We all took opportunities to practice eddy turns, ferry glides, and paddling against the currents. It was exhilarating and exhausting. The best place to practice eddy turns was on the west side of the channel near the green buoy. The green buoy is evil and draws kayaks straight towards it. Practicing the eddy turn required that you either turn very sharply to pass outside the buoy or wide to pass inside the buoy. Paddling in the race required constant attention because swells bubbled out at random. The evil buoy was always laying in wait for a paddler to make a mistake.
Fortunately, it was easy to get a rest. To either side of the channel that remains of Stone Bridge creates eddies and a nice back current. We could duck out of the race, or wash out the back of it, and easily paddle back up the edges. It also meant that a paddler was always out of the melee and acting as a safety valve for the others.

The best conditions of the morning were provided by a mini-ocean liner. It steamed up the channel and left a lumpy mess in its wake. We were waiting like gnats along the edge of the channel as it passed through. Immediately after the ship was clear we darted into the soup. For five minutes it was a mass of confused waves and moving water. A few other power boats wakes added fuel to the cauldron.
Once the cauldron calmed, we believed the show was over. To cool down, we paddled around Gould Island and headed back to the beach. Just off the shore RR practiced his rolling and balance bracing. I did a few rolls. BD headed home. The others did various practicing. It was early and the weather was just too nice to quit early.

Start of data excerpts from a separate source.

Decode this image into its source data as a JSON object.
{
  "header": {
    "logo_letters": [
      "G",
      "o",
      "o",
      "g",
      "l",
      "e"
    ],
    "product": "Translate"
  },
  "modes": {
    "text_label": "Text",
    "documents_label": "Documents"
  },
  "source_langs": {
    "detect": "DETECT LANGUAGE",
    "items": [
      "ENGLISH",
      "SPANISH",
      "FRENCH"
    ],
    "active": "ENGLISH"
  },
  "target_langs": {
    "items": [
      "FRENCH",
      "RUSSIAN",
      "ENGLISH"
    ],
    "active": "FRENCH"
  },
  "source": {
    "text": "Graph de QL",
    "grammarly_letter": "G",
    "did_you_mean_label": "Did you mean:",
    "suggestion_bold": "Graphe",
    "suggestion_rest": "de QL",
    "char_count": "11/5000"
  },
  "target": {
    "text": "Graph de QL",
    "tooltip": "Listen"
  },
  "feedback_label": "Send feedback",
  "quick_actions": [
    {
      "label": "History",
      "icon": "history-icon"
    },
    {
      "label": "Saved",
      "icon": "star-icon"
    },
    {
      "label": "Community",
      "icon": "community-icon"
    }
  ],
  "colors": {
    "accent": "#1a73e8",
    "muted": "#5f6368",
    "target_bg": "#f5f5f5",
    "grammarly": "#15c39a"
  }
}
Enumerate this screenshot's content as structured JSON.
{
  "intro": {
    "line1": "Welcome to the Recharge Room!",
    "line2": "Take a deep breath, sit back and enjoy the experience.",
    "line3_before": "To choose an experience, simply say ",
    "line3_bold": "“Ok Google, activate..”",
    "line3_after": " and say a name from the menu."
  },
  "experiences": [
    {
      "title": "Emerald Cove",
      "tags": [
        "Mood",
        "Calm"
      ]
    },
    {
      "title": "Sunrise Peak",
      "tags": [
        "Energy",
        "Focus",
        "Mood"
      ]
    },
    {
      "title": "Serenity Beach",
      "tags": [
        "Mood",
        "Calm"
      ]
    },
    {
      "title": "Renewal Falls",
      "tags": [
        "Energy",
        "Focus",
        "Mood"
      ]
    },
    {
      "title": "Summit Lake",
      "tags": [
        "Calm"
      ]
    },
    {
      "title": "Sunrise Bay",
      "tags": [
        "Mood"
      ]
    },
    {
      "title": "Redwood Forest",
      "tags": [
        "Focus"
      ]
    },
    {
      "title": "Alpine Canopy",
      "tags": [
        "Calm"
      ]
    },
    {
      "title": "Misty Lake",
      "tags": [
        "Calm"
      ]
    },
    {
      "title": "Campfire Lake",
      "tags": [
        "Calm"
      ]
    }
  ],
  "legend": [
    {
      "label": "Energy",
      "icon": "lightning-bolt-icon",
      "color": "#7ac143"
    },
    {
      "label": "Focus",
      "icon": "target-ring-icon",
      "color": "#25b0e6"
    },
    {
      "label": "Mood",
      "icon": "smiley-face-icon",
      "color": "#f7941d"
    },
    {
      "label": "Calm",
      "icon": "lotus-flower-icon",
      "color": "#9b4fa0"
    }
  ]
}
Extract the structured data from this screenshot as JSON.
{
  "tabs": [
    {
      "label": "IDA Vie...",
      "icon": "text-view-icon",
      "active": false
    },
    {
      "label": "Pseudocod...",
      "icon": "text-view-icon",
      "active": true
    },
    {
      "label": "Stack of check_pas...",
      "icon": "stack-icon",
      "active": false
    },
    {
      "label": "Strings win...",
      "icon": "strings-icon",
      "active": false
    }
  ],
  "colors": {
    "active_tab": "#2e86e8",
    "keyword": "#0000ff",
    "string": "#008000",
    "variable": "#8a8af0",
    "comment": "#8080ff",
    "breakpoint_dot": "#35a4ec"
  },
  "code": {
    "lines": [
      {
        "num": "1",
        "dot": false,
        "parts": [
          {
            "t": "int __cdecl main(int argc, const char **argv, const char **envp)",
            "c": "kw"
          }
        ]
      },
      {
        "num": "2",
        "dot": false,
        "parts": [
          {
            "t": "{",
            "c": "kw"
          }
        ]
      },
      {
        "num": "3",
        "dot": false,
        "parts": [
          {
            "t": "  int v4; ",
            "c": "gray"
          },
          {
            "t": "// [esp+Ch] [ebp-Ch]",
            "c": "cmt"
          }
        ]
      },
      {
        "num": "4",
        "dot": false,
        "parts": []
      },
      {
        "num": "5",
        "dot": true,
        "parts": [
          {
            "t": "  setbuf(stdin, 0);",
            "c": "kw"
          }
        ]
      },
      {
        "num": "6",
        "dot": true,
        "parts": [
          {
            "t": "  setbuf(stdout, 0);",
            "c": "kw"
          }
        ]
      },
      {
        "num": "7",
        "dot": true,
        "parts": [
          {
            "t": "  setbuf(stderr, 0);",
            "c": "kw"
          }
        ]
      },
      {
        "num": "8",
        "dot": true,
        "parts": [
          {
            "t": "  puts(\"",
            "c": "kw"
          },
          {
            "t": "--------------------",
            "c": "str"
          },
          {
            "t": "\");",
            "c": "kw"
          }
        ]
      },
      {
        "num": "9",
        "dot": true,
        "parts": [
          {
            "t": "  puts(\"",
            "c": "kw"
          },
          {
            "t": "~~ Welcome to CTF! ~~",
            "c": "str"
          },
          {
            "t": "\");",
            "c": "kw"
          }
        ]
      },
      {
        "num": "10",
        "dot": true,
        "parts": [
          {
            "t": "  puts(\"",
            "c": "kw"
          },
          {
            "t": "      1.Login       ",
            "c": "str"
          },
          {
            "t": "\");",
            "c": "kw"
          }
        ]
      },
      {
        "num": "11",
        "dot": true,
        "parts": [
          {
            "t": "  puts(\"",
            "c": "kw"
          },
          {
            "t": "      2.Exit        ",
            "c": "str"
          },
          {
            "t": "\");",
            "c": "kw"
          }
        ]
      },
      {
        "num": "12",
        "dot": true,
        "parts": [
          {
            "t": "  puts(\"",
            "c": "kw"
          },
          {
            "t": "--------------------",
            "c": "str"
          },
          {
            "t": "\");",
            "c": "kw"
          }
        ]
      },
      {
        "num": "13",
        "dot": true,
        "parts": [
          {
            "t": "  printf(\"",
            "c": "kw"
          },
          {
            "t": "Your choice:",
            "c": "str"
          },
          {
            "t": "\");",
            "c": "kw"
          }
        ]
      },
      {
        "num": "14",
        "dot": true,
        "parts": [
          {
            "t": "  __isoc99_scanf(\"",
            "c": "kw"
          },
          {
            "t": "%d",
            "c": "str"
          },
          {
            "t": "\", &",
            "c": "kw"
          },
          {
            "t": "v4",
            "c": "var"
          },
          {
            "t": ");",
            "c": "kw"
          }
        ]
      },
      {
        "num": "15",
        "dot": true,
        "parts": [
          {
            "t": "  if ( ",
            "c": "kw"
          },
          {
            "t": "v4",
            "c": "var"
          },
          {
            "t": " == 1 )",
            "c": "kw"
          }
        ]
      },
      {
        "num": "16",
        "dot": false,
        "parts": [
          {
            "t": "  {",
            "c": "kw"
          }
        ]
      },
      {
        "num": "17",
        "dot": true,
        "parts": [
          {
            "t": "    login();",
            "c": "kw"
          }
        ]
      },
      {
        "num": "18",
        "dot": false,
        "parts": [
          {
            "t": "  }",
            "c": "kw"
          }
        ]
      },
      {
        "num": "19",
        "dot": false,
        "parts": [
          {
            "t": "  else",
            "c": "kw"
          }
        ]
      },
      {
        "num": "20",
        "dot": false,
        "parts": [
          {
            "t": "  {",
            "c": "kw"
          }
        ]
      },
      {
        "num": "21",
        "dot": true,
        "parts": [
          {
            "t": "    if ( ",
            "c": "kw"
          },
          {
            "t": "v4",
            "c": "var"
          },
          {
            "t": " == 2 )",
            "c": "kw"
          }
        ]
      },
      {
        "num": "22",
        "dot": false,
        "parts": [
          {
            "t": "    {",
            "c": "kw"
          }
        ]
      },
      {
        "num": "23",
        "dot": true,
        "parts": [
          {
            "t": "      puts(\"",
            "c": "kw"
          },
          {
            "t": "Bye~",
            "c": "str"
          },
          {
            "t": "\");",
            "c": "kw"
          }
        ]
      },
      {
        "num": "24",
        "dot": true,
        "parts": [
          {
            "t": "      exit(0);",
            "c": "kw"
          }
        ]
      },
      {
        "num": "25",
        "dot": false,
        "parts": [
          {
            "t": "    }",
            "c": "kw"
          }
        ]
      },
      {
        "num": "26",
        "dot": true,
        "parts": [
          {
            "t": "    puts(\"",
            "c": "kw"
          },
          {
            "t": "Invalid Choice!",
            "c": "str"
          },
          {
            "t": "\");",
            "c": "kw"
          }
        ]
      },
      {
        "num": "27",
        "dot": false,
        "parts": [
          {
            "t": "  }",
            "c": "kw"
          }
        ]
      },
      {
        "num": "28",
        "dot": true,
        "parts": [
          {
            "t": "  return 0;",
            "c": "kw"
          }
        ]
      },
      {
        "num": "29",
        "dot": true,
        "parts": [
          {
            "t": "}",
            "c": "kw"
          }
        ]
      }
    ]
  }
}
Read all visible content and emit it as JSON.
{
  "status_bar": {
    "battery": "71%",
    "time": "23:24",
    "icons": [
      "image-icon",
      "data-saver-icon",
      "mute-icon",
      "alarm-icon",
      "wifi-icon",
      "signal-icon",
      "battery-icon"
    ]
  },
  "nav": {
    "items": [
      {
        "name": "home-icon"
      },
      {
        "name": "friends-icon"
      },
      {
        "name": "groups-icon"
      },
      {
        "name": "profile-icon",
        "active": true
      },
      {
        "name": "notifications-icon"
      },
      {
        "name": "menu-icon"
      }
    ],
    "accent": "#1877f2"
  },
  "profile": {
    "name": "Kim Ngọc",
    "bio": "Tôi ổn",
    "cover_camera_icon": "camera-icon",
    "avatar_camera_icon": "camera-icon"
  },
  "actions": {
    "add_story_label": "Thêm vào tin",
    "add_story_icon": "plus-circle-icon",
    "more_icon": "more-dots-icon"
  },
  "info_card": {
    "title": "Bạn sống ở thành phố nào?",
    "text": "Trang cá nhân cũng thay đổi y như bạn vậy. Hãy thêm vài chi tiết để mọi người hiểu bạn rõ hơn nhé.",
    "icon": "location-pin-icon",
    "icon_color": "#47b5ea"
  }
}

The race sympathized with our plight and bubbled up once more. BH, RB, PB (no relation), and I headed back into the fray for round two. This time around the conditions were more consistent and the evil buoy was more active. It was swirling around and sucking kayaks into its orbit with malicious glee. Of course, the best conditions were positioned on the edge of the evil buoy's reach. BH was the first one to be chased by the evil buoy. Shortly after BH had escaped, I had to spin the stick at a furious pace to escape it. Then as I and PB were watching, the evil buoy slowly dragged BH into its maw. Fortunately, BH heard PB and I talking about him, looked behind him, and started paddling for his life before it was too late.
After getting our fill of fun, we headed back to beach for some lunch. As we were heading in, TM and RR decided to head out for a second chance. Sadly, the currents and waves had subsided. There was still some moving water for practicing eddy turns and ferry glides, but not enough for serious playing.
We stopped for a spot of coffee at Coastal Roasters before going back to our homes for the evening. I was definitely satiated. The conditions were not raucous, but they were enough to seriously challenge me. My muscles were tired, my confidence bolstered, and my mind well fed.